Comités de vigilance

Il nous semble qu’il serait intéressant, pour le ministère de l’Intérieur, de travailler à la mise en place de comités de vigilance composés de délégués de quartiers et de chefs de villages. Ces comités vont ainsi travailler discrètement sous la supervision des Sous-préfets, des Préfets et des Gouverneurs. Des réunions périodiques pourront ainsi être organisées avec transmission permanente d’informations utiles qui pourront être analysées et classées par les services compétents. Certes, nous ne doutons pas du fait que les services de renseignement restructurés, abattent un travail de titan parce que dépositaires d’une expertise reconnue au-delà de nos frontières, mais il serait bon d’élargir le champ d’action afin de mieux cerner les réalités locales.
Il est, en effet, inquiétant qu’il y ait de plus en plus de jeunes sénégalais tentés par l’aventure de Daesh. On parle d’une trentaine sur le théâtre des opérations de guerre à Syrte (en Libye) surtout.

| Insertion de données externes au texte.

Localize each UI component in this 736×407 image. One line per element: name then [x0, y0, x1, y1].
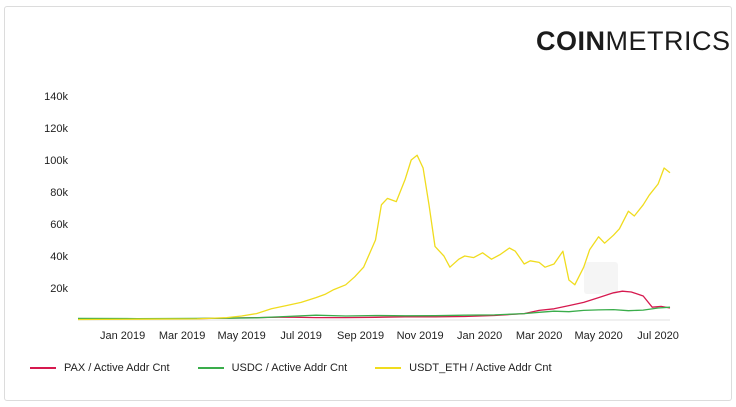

C’est dire qu’il y a dans nos quartiers et villages des réseaux terroristes dormants, restructurés ou non dont il ne faut pas sous-estimer la capacité de nuisance. L’idéologie salafiste se propage dans notre pays à une vitesse qui mérite une attention particulière. Dans ce contexte de pauvreté et de sous-emploi, la jeunesse qui n’a pas peur des vagues de la mer pour tenter de rallier l’Europe, peut facilement intégrer des mouvements qui, en dehors des considérations religieuses, peuvent leur permettre d’avoir une certaine place dans la société en poursuivant un but même si celui-ci est hasardeux, sans avenir. En responsabilisant davantage ces élus locaux et en les formant par des séminaires assidus, ils pourront être d’un grand apport dans cette lutte. Car, les chefs de villages et de quartiers sont souvent entourés de conseillers, discutent de tout ce qui concerne leurs localités et anticipent souvent sur les conflits. Vrais médiateurs sociaux, ils sont souvent beaucoup plus informés qu’ils ne paraissent. C’est pourquoi, ces nouvelles formes de comités de quartiers vont les aider à davantage se rendre utiles, à être plus à l’aise, de coopérer, eux qui sont d’habitude très discrets.
Car, face à la menace terroriste dont les modes d’action et de réactions sont asymétriques, il n’est pas toujours indiqué de répondre par des méthodes et des moyens conventionnels de riposte. Il serait heureux d’explorer d’autres pistes avec la complicité de toutes les populations, à tous les niveaux.